Rasulullah saw bersabda: “Para washiku (Ahlul bait Nabi saw)… Dengan mereka ummatku ditolong, dengan mereka ummatku diturunkan hujan, dengan mereka Allah menyelamatkan mereka, dan dengan mereka Allah mengijabah doa mereka.” 24) 24). Tafsir Al-Ayyasyi, 1: 14, hadis ke 2.

Imam Muhammad Al-Baqir (sa) berkata: “Barangsiapa yang berdoa kepada Allah dengan kami ia akan beruntung, dan barangsiapa yang berdoa dengan selain kami ia akan binasa dan menjadi binasa.” (Amali Syeikh Ath-Thusi, 1: 175)

Imam Ja’far Ash-Shadiq (sa) dalam doanya banyak memohon kepada Allah dengan hak lima orang, yaitu Rasulullah saw, Ali, Fatimah, Hasan dan Husein (sa).” (Al-Kafi, 2: 422, hadis ke 11)

Di antara cara tawassul dengan Rasulullah saw dan Ahlul baitnya (sa), dan kalimat yang diajarkan oleh mereka:

اَللَّهُمَّ اِنِّي أَتَوَجَّهُ إِلَيْكَ بِمُحَمَّدٍ وَآلِ مُحَمَّدٍ، وَأَتَقَرَّبُ بِهِمْ إِلَيْكَ، وَأُقَدِّمُهُمْ بَيْنَ

يَدَيَّ

حَوَائِجِي


Ya Allah, sungguh aku menghadap kepada-Mu dengan Muhammad dan keluarga Muhammad, aku mendekatkan diri kepada-Mu dengan mereka, dan aku hadapkan mereka kepada-Mu sebelum aku menyampaikan hajat-hajatku. (Biharul Anwar 94: 22, hadis ke 19)

Kesembilan: Mengakui dosa-dosa

Mengakui dosa-dosa dan bertaubat dari segala salah dan dosa merupakan syarat dan adab berdoa yang sangat penting. Imam Ja’far Ash-Shadiq (sa) pernah berkata: “Tiada puja dan puji kecuali semua milik Allah swt, kemudian akui dosa-dosa, lalu sampaikan permohonan kepada Allah swt. Demi Allah, tidak akan ada seorang hamba yang dapat keluar dari dosanya kecuali dengan pengakuan.” (Al-Kafi 2: 351, hadis ke 3)

Di antara doa Imam Ali bin Abi Thalib (sa) yang diriwayatkan oleh Kumail bin Ziyad:

وَقَدْ اَتَيْتُكَ يَااِلَهِي بَعْدَ تَقْصِيْرِي وَاِسْرَافِي عَلَى نَفْسِي مُعْتَذِرًا نَادِمًا مُنْكَسِرًا مُسْتَقِيْلاً.

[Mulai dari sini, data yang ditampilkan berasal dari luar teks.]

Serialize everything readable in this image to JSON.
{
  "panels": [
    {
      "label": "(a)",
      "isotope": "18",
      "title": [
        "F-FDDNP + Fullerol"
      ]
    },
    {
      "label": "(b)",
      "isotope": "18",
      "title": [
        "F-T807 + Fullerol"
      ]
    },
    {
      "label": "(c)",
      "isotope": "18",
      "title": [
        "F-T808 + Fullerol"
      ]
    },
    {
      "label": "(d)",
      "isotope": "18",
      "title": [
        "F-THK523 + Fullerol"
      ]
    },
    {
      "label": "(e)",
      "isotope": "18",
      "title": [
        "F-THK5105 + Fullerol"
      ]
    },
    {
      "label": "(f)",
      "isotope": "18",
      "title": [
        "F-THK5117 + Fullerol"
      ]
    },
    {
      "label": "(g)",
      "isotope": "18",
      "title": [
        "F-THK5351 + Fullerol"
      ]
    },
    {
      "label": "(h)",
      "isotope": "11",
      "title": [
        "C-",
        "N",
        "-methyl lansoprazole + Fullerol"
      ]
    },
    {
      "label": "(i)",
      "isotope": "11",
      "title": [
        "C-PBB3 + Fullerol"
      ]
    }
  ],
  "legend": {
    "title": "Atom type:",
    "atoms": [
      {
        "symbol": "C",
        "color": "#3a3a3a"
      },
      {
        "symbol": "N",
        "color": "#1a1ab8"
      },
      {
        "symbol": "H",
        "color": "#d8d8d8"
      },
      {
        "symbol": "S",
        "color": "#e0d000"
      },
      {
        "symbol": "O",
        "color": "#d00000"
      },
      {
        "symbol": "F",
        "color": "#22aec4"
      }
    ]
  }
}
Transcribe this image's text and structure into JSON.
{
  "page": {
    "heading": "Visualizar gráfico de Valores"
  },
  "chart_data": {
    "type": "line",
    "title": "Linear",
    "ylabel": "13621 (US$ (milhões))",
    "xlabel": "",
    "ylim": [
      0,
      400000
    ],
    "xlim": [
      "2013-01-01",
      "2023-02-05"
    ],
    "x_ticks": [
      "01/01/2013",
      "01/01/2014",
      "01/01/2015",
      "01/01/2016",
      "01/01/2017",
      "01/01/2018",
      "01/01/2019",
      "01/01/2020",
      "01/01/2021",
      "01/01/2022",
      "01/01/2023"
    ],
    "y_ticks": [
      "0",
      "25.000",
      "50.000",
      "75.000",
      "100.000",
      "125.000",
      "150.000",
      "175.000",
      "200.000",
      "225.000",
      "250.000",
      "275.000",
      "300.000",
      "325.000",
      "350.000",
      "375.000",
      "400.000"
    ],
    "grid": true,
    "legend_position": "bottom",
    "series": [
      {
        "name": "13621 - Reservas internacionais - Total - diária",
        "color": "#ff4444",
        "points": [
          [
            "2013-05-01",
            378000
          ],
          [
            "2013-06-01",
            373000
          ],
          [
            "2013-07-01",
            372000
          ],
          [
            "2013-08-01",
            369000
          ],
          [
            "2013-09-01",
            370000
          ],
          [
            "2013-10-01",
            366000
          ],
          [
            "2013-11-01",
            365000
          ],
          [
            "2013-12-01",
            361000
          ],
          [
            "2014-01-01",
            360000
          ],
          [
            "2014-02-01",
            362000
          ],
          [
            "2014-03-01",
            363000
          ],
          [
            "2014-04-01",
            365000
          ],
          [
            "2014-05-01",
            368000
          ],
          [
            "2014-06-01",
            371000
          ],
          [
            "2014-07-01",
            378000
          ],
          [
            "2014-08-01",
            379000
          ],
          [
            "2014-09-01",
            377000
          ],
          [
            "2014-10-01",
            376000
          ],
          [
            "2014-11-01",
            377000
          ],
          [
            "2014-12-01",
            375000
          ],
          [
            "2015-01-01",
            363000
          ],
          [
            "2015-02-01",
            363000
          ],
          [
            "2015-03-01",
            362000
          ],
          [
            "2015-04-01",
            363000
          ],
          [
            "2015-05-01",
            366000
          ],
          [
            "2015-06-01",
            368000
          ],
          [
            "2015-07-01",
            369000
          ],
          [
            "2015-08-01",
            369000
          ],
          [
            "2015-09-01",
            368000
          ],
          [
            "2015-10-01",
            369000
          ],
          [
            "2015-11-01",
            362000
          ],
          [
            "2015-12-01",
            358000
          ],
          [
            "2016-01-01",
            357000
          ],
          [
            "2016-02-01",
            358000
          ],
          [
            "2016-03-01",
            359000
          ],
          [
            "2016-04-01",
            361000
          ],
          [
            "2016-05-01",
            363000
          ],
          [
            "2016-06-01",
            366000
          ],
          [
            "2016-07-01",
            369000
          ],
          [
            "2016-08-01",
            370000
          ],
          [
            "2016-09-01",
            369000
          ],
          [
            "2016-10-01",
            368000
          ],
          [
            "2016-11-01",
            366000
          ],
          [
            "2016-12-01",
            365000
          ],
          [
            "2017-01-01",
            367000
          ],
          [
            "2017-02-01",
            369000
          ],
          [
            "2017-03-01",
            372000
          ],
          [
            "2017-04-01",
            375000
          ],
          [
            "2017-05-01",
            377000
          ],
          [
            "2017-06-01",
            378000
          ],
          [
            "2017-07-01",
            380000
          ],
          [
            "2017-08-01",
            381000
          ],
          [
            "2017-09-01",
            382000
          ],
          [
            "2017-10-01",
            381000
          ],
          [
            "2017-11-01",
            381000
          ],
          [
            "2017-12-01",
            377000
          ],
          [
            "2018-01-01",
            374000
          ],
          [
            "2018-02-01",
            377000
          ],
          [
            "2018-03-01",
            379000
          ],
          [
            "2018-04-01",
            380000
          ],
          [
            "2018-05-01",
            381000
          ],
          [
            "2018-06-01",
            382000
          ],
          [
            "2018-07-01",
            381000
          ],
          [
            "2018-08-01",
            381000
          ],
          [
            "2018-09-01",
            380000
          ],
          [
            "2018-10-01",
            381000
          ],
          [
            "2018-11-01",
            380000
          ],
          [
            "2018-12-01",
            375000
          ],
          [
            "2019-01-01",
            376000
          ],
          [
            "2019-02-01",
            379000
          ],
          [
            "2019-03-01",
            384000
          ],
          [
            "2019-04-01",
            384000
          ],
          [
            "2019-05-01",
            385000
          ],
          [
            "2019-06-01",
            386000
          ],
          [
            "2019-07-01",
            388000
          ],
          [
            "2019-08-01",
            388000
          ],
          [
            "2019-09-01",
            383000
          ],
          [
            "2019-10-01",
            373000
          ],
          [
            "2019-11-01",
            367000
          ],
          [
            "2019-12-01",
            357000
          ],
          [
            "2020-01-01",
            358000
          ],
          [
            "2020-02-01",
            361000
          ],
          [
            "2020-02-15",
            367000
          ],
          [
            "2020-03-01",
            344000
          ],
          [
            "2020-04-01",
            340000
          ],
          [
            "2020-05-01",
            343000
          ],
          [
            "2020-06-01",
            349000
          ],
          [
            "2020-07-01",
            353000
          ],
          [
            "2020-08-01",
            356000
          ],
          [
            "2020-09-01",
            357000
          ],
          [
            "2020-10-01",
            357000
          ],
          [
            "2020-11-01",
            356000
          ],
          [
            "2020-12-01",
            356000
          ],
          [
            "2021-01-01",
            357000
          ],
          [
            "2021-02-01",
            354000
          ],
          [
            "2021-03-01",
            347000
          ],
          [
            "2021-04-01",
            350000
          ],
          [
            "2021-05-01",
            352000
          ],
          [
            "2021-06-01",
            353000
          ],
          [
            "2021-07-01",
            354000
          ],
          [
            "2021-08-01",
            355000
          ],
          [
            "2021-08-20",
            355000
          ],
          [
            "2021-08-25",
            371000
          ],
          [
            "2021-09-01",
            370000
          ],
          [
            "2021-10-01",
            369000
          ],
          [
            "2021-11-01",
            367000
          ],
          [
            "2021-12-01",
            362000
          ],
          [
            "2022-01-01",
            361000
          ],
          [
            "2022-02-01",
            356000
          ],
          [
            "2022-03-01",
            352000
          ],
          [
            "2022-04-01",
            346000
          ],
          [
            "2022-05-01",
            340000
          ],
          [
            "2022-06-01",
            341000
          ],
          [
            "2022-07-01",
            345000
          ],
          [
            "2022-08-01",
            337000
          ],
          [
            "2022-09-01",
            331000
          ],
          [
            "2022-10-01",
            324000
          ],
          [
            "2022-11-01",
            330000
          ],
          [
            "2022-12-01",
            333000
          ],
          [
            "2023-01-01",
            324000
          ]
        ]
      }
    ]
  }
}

مُسْتَغْفِرًا مُنِيْبًا مُقِرًّا مُذْعِنًا مُعْتَرِفًا وَلاَاَجِدُ مَفَرًّا مِمَّاكَانَ مِنِّي وَلاَمَفْزَعًا. اَتَوَجَّهُ اِلَيْهِ

فِي اَمْرِي. غَيْرَ قَبُوْلِكَ عُذْرِي وَاِدْخَالِكَ اِيَّايَ فِي سَعَةِ رَحْمَتِكَ. اَللَّهُمَّ فَاقْبَلْ عُذْرِي. وَارْحَمْ شِدَّةَ

ضُرِّي وَفُكَّنِي مِنْ شَدِّ وَثَاقِي

Aku datang kini menghadap-Mu, ya Ilahi,
dengan segala kekuranganku,
dengan segala kedurhakaanku (pelanggaranku),
sambil menyampaikan pengakuan dan penyesalanku
dengan hati yang hancur luluh,
memohon ampun dan berserah diri,
dengan rendah hati mengakui segala kenistaanku.
Karena segala cacatku ini,
tiada aku dapatkan tempat melarikan diri,
tiada tempat berlindung untuk menyerahkan urusanku,
selain pada kehendak-Mu untuk menerima pengakuan kesalahanku
dan memasukkan aku pada kesucian kasih-Mu.
Ya Allah,
terimalah pengakuanku,
lepaskan dari kekuatan belengguku.
(Mafatihul Jinan)


Kesepuluh: Menyampaikan permohonan
Setelah memuji Allah, bershalawat, dan mengakui dosa-dosa, maka sampaikan permohonan dan apa menyampaikan apa yang diinginkan dalam hal kebaikan dunia dan akhirat. Dalam hal menyampaikan permohonan, maka hendaknya secara bertahap, tidak menyampaikan sekaligus dan bermacam-macam keinginan, walaupun kita memohon kepada Tuhan Pemilik langit dan bumi yang tak akan dilemahkan oleh banyaknya keinginan kita, dan tidak akan habis khazanah rahmat-Nya karena banyaknya permohonan.

Selain itu hendaknya kita juga tidak menganggap kecil apa yang kita mohon kepada Allah swt. Imam Ja’far Ash-Shadiq (sa) berkata:
“Janganlah kamu tinggalkan sesuatu yang kecil karena menganggap kecil sehingga tidak dimohon kepada Allah, karena Dialah Pemilik sesuatu yang kecil dan sesuatu yang besar.” (Al-Kafi, 2: 339, hadis ke 6)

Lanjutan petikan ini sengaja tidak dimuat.